No artigo publicado na Nature, o cientista da UFAM destaca, em entrevista à Agência Cenarium, outro interesse por trás da pavimentação: facilitar o acesso rodoviário a áreas de exploração de petróleo e gás natural, como as que foram ofertadas pela ANP no Leilão do Fim do Mundo, realizado em dezembro passado. Por isso, ele defende que o governo federal encerre definitivamente a pavimentação da rodovia, suspendendo tanto as licenças de instalação, concedidas em julho de 2022, quanto as de manutenção.

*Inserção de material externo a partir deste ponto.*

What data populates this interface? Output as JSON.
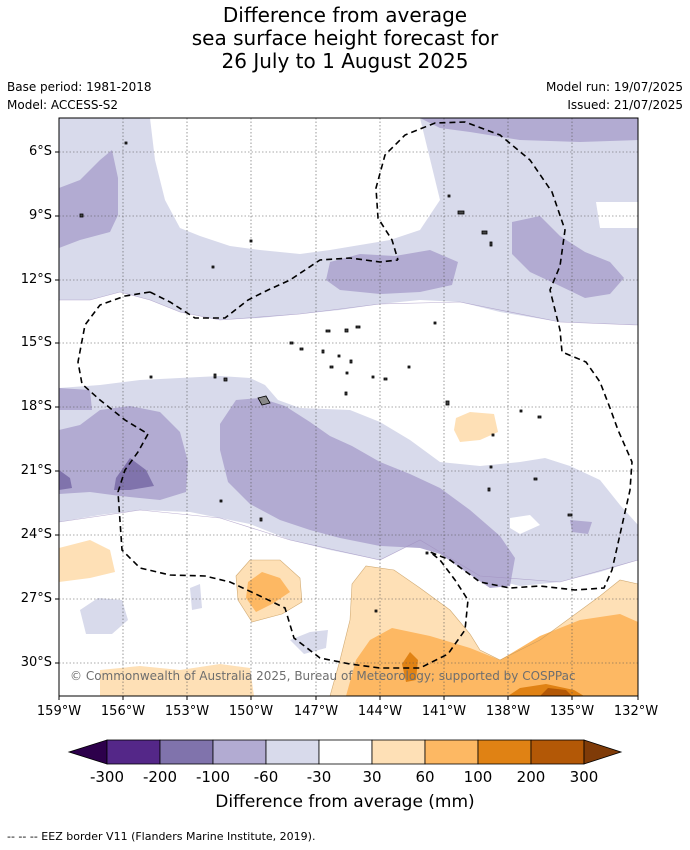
{
  "title_lines": [
    "Difference from average",
    "sea surface height forecast for",
    "26 July to 1 August 2025"
  ],
  "base_period": "Base period: 1981-2018",
  "model": "Model: ACCESS-S2",
  "model_run": "Model run: 19/07/2025",
  "issued": "Issued: 21/07/2025",
  "map": {
    "lon_range": [
      -159,
      -132
    ],
    "lat_range": [
      -31.5,
      -4.5
    ],
    "lat_ticks": [
      "6°S",
      "9°S",
      "12°S",
      "15°S",
      "18°S",
      "21°S",
      "24°S",
      "27°S",
      "30°S"
    ],
    "lon_ticks": [
      "159°W",
      "156°W",
      "153°W",
      "150°W",
      "147°W",
      "144°W",
      "141°W",
      "138°W",
      "135°W",
      "132°W"
    ],
    "copyright": "© Commonwealth of Australia 2025, Bureau of Meteorology; supported by COSPPac",
    "eez_legend": "-- -- -- EEZ border V11 (Flanders Marine Institute, 2019)."
  },
  "colorbar": {
    "label": "Difference from average (mm)",
    "ticks": [
      "-300",
      "-200",
      "-100",
      "-60",
      "-30",
      "30",
      "60",
      "100",
      "200",
      "300"
    ],
    "colors": {
      "below_-300": "#2d004b",
      "-300_-200": "#542788",
      "-200_-100": "#8073ac",
      "-100_-60": "#b2abd2",
      "-60_-30": "#d8daeb",
      "-30_30": "#ffffff",
      "30_60": "#fee0b6",
      "60_100": "#fdb863",
      "100_200": "#e08214",
      "200_300": "#b35806",
      "above_300": "#7f3b08"
    }
  }
}
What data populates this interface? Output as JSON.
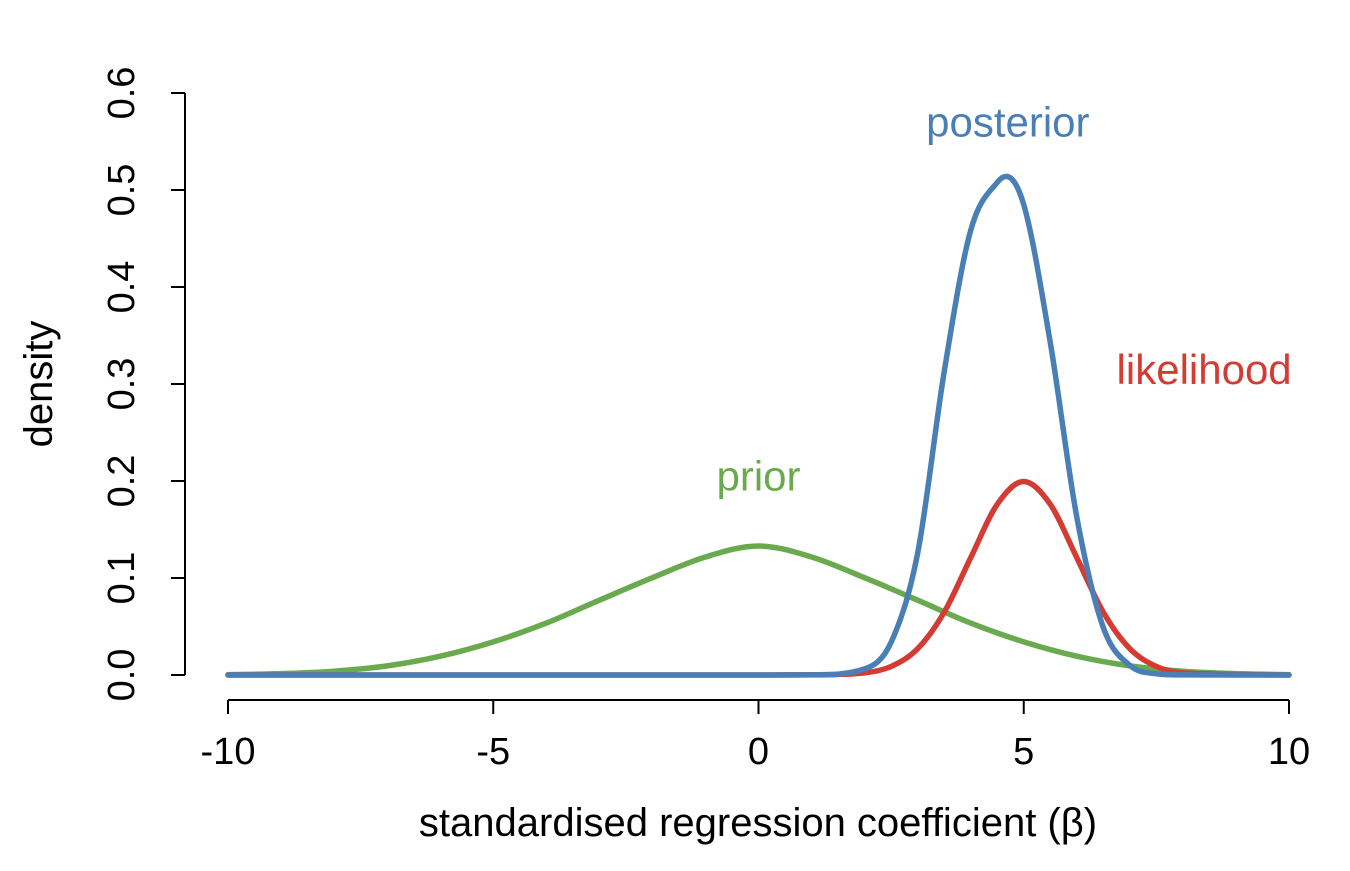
{
  "chart_data": {
    "type": "line",
    "xlabel": "standardised regression coefficient (β)",
    "ylabel": "density",
    "xlim": [
      -10,
      10
    ],
    "ylim": [
      0,
      0.6
    ],
    "xticks": [
      -10,
      -5,
      0,
      5,
      10
    ],
    "xtick_labels": [
      "-10",
      "-5",
      "0",
      "5",
      "10"
    ],
    "yticks": [
      0.0,
      0.1,
      0.2,
      0.3,
      0.4,
      0.5,
      0.6
    ],
    "ytick_labels": [
      "0.0",
      "0.1",
      "0.2",
      "0.3",
      "0.4",
      "0.5",
      "0.6"
    ],
    "grid": false,
    "legend": "none",
    "series": [
      {
        "name": "prior",
        "color": "#6aaa4f",
        "x": [
          -10,
          -9,
          -8,
          -7,
          -6,
          -5,
          -4,
          -3,
          -2,
          -1,
          0,
          1,
          2,
          3,
          4,
          5,
          6,
          7,
          8,
          9,
          10
        ],
        "y": [
          0.0004,
          0.0014,
          0.0039,
          0.0094,
          0.0194,
          0.0342,
          0.0535,
          0.0771,
          0.1003,
          0.1217,
          0.133,
          0.1217,
          0.1003,
          0.0771,
          0.0535,
          0.0342,
          0.0194,
          0.0094,
          0.0039,
          0.0014,
          0.0004
        ]
      },
      {
        "name": "likelihood",
        "color": "#d43b33",
        "x": [
          -10,
          0,
          1,
          2,
          2.5,
          3,
          3.5,
          4,
          4.5,
          5,
          5.5,
          6,
          6.5,
          7,
          7.5,
          8,
          10
        ],
        "y": [
          0.0,
          0.0,
          0.0002,
          0.0022,
          0.0088,
          0.0271,
          0.0647,
          0.1209,
          0.176,
          0.1995,
          0.176,
          0.1209,
          0.0647,
          0.0271,
          0.0088,
          0.0022,
          0.0
        ]
      },
      {
        "name": "posterior",
        "color": "#4a7fb5",
        "x": [
          -10,
          0,
          1,
          2,
          2.5,
          3,
          3.5,
          4,
          4.5,
          4.67,
          5,
          5.5,
          6,
          6.5,
          7,
          7.5,
          8,
          10
        ],
        "y": [
          0.0,
          0.0,
          0.0001,
          0.0063,
          0.0338,
          0.1256,
          0.3125,
          0.4584,
          0.5078,
          0.514,
          0.4848,
          0.3428,
          0.1628,
          0.0489,
          0.0099,
          0.0013,
          0.0001,
          0.0
        ]
      }
    ],
    "annotations": [
      {
        "text": "posterior",
        "color": "#4a7fb5",
        "x": 4.7,
        "y": 0.555
      },
      {
        "text": "likelihood",
        "color": "#d43b33",
        "x": 8.4,
        "y": 0.3
      },
      {
        "text": "prior",
        "color": "#6aaa4f",
        "x": 0,
        "y": 0.19
      }
    ]
  }
}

Philip Martin Fearnside, pesquisador do INPA, que estuda os impactos de obras de infraestrutura na Amazônia há décadas, também tem alertado sobre os perigos associados à pavimentação da BR-319. Em um artigo publicado no Amazônia Real, Mongabay e Blog do Pedlowski, ele enfatiza que “os riscos são enormes e o Estado brasileiro não tem e não terá capacidade de conter os impactos em um horizonte de tempo que vai muito além de qualquer mandato político”. Fearnside destaca que a região Trans-Purus, ameaçada pelos projetos relacionados à BR-319, é crucial para o abastecimento de água da cidade de São Paulo, enfatizando a importância da conservação desse ecossistema para o Brasil como um todo.